La culture grècque moderne et la laïcité
La laïcité est incompatible
avec la culture et l'identité grècque moderne et adopter ce système en
Grèce (idée défendue par certains bureaucrates Nord Européens)
reviendrait en quelque sorte à trahir la
Révolution de 1821.
Le fait est que la Grèce moderne a été créée par les fidèles
de l'Eglise Grècque Orthodoxe de l'époque, car ils ne souhaitaient plus
vivre ensemble
avec les Musulmans et les autres communautés religieuses de l'Empire
Ottoman.
Les Révolutionnaires de l'époque voulaient un Etat pour leur Eglise
(Eglise dans le sens: communauté religieuse).

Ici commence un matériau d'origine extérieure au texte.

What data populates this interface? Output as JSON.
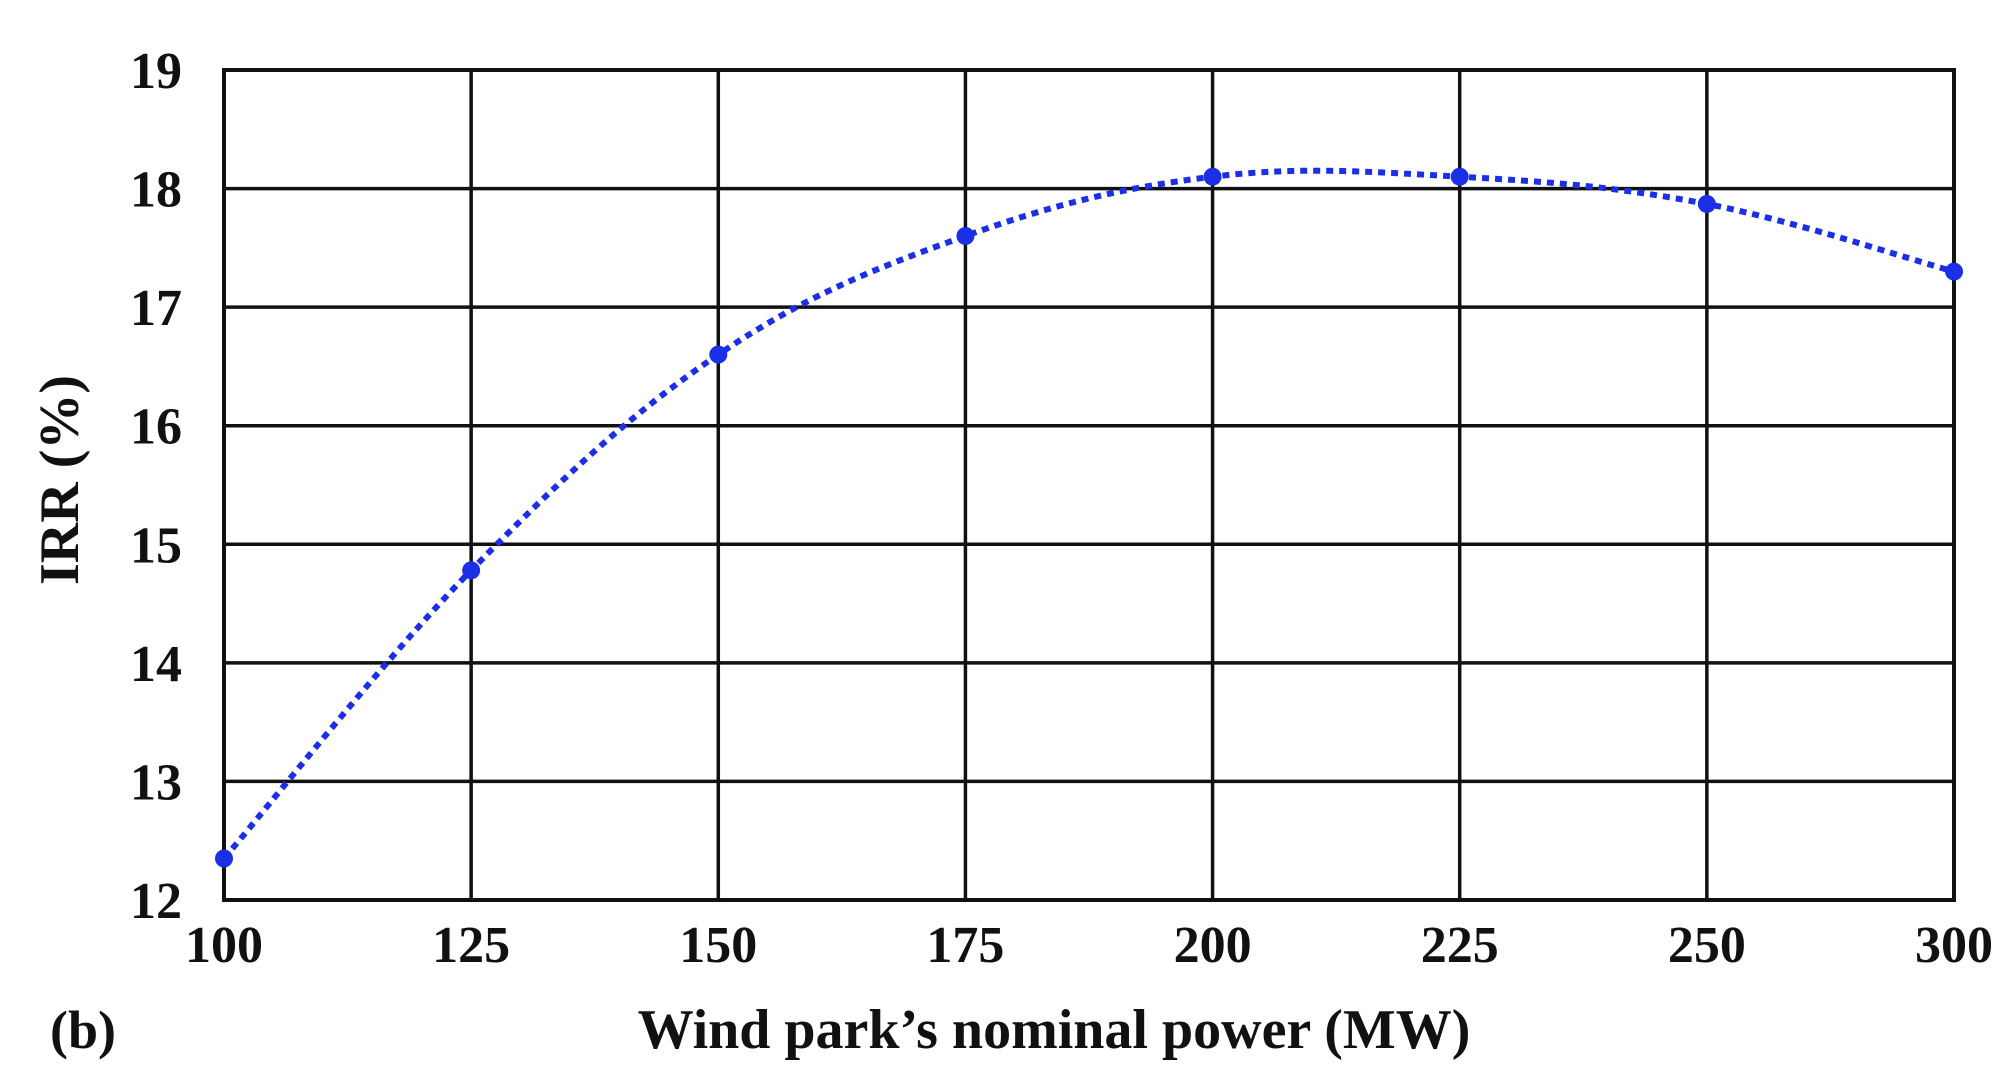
{
  "chart_data": {
    "type": "line",
    "title": "",
    "panel_label": "(b)",
    "xlabel": "Wind park’s nominal power (MW)",
    "ylabel": "IRR (%)",
    "xlim": [
      100,
      300
    ],
    "ylim": [
      12,
      19
    ],
    "x_ticks": [
      100,
      125,
      150,
      175,
      200,
      225,
      250,
      300
    ],
    "y_ticks": [
      12,
      13,
      14,
      15,
      16,
      17,
      18,
      19
    ],
    "grid": true,
    "legend": "none",
    "series": [
      {
        "x": [
          100,
          125,
          150,
          175,
          200,
          225,
          250,
          300
        ],
        "y": [
          12.35,
          14.78,
          16.6,
          17.6,
          18.1,
          18.1,
          17.87,
          17.3
        ],
        "color": "#1a2fe6",
        "line_style": "dotted",
        "marker": "circle"
      }
    ]
  }
}
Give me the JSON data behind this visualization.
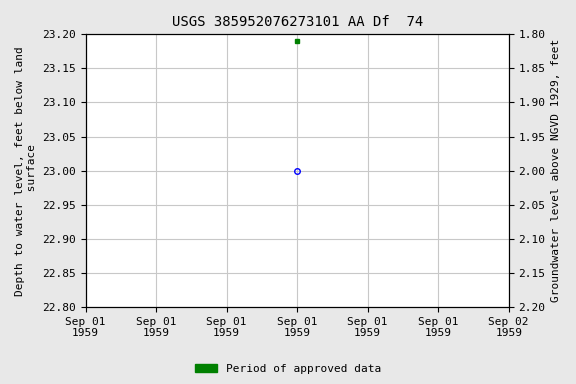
{
  "title": "USGS 385952076273101 AA Df  74",
  "left_ylabel": "Depth to water level, feet below land\n surface",
  "right_ylabel": "Groundwater level above NGVD 1929, feet",
  "xlabel_dates": [
    "Sep 01\n1959",
    "Sep 01\n1959",
    "Sep 01\n1959",
    "Sep 01\n1959",
    "Sep 01\n1959",
    "Sep 01\n1959",
    "Sep 02\n1959"
  ],
  "ylim_left_top": 22.8,
  "ylim_left_bottom": 23.2,
  "ylim_right_top": 2.2,
  "ylim_right_bottom": 1.8,
  "left_yticks": [
    22.8,
    22.85,
    22.9,
    22.95,
    23.0,
    23.05,
    23.1,
    23.15,
    23.2
  ],
  "right_yticks": [
    2.2,
    2.15,
    2.1,
    2.05,
    2.0,
    1.95,
    1.9,
    1.85,
    1.8
  ],
  "point_x": 3.0,
  "point_y_circle": 23.0,
  "point_y_square": 23.19,
  "circle_color": "blue",
  "square_color": "green",
  "grid_color": "#c8c8c8",
  "bg_color": "#e8e8e8",
  "plot_bg_color": "white",
  "legend_label": "Period of approved data",
  "legend_color": "green",
  "title_fontsize": 10,
  "label_fontsize": 8,
  "tick_fontsize": 8,
  "x_min": 0,
  "x_max": 6
}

C'est la raison même de l'existence de la Grèce moderne, pourquoi elle
existe.
La laïcité, dans le contexte grec, cela reviendrait à remettre en
question l'existence de la population grècque actuelle, puisque son
identité s'est
construite et est basée sur la Religion Grècque Orthodoxe.
De plus, la séparation de l'Eglise et de l'Etat
pourrait conduire à une situation où l'Islam deviendrait la seule
Religion officielle de la Grèce, car il est quasiment impossible en l'état actuel de séparer
l'Islam de l'Etat Grec et même d'enlever la Charia de la
Constitution Grècque.
Pour pouvoir séparer l'Islam de l'Etat, il faudrait auparavant modifier le traité
de
Lausanne et notamment sa section 2 : "Protection des minorités" et cela nécessiterait l'accord de plusieurs pays dont la
Turquie, qui conteste de plus en plus ouvertement la souveraineté de la
Grèce sur plusieurs îles grècques de la Méditerranée Orientale.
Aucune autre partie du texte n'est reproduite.